My career should have stopped after Phillip Hughes' demise: Michael Clarke

My career should have stopped after Phillip Hughes’ demise: Michael Clarke

Going to the West Indies was probably the worst tour of my life: Clarke

Michael Clarke
Former Australian captain Michael Clarke. (Photo by Gareth Copley/Getty Images)

Former Australian captain Michael Clarke feels he should have retired from cricket in 2014 instead of calling it a day a year later. Clarke admitted that he found it hard to cope with the death of Phillip Hughes, who died from bleeding in the brain after being hit on the neck by a bouncer during a domestic match at the Sydney Cricket Ground in November 2014.

Clarke was the pallbearer at Hughes’ funeral and he delivered an emotional narration on his bond with the late cricketer. Clarke also admitted that for the first time he feared for the first time while playing cricket. Clarke went on to score a hundred against India in the Test series and dedicated it to his ‘little brother’.
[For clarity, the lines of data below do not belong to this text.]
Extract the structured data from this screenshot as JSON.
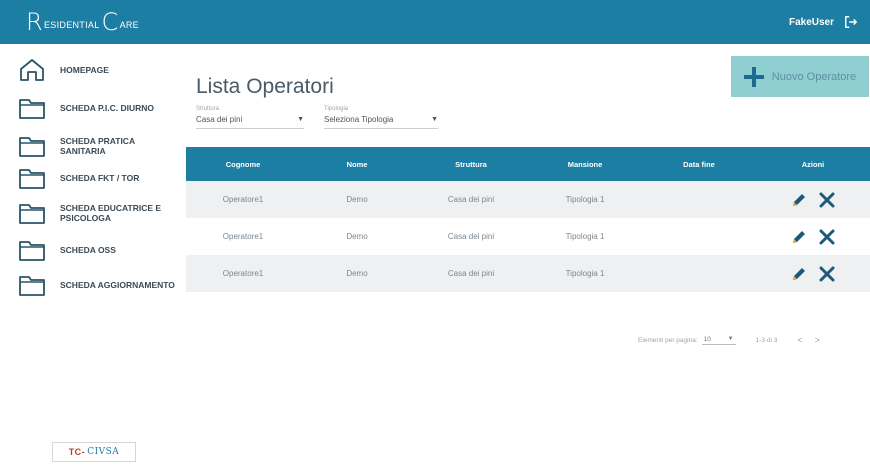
{
  "header": {
    "logo_r": "R",
    "logo_part1": "ESIDENTIAL",
    "logo_c": "C",
    "logo_part2": "ARE",
    "username": "FakeUser",
    "logout_icon": "logout-icon"
  },
  "sidebar": {
    "items": [
      {
        "label": "HOMEPAGE",
        "icon": "home-icon"
      },
      {
        "label": "SCHEDA P.I.C. DIURNO",
        "icon": "folder-icon"
      },
      {
        "label": "SCHEDA PRATICA SANITARIA",
        "icon": "folder-icon"
      },
      {
        "label": "SCHEDA FKT / TOR",
        "icon": "folder-icon"
      },
      {
        "label": "SCHEDA EDUCATRICE E PSICOLOGA",
        "icon": "folder-icon"
      },
      {
        "label": "SCHEDA OSS",
        "icon": "folder-icon"
      },
      {
        "label": "SCHEDA AGGIORNAMENTO",
        "icon": "folder-icon"
      }
    ],
    "partner_logo": {
      "part1": "TC-",
      "part2": "CIVSA"
    }
  },
  "main": {
    "title": "Lista Operatori",
    "add_button": "Nuovo Operatore",
    "filters": {
      "struttura": {
        "label": "Struttura",
        "value": "Casa dei pini"
      },
      "tipologia": {
        "label": "Tipologia",
        "value": "Seleziona Tipologia"
      }
    },
    "table": {
      "columns": [
        "Cognome",
        "Nome",
        "Struttura",
        "Mansione",
        "Data fine",
        "Azioni"
      ],
      "rows": [
        {
          "cognome": "Operatore1",
          "nome": "Demo",
          "struttura": "Casa dei pini",
          "mansione": "Tipologia 1",
          "data_fine": ""
        },
        {
          "cognome": "Operatore1",
          "nome": "Demo",
          "struttura": "Casa dei pini",
          "mansione": "Tipologia 1",
          "data_fine": ""
        },
        {
          "cognome": "Operatore1",
          "nome": "Demo",
          "struttura": "Casa dei pini",
          "mansione": "Tipologia 1",
          "data_fine": ""
        }
      ]
    },
    "pagination": {
      "items_per_page_label": "Elementi per pagina:",
      "items_per_page_value": "10",
      "range": "1-3 di 3",
      "prev": "<",
      "next": ">"
    }
  },
  "colors": {
    "primary": "#1c7ea3",
    "accent_button": "#8fcfd1",
    "row_alt": "#eef0f2",
    "action_icon": "#1c5a7a"
  }
}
“I shouldn’t have played another game. My career should have stopped then. It was too hard for me,” Clarke told The Weekly Review on Thursday.“It took me a lot longer to grieve his loss than it should have, or that I would have liked. I didn’t allow myself to grieve at the time because I had responsibility to his family, firstly, but then also as Australia’s cricket captain to my teammates and getting us back out onto the field.”

On the tour to West Indies in 2015

Clarke also said that touring West Indies in 2015 was a mistake. “Going to the West Indies was probably the worst tour of my life in regards to how emotional I was. I was there on my own. Unfortunately, Kyly (his wife) couldn’t come because she was pregnant and we weren’t comfortable with her flying.” Clarke added.

“I had six weeks in the West Indies … whatever we had on as a team during the day I would go back to my room every night and just cry myself to sleep.” Clarke said that he still feels broken at times. “I still have days regularly where it’s heart-breaking. It’s still raw … the emotion and pain is still there.”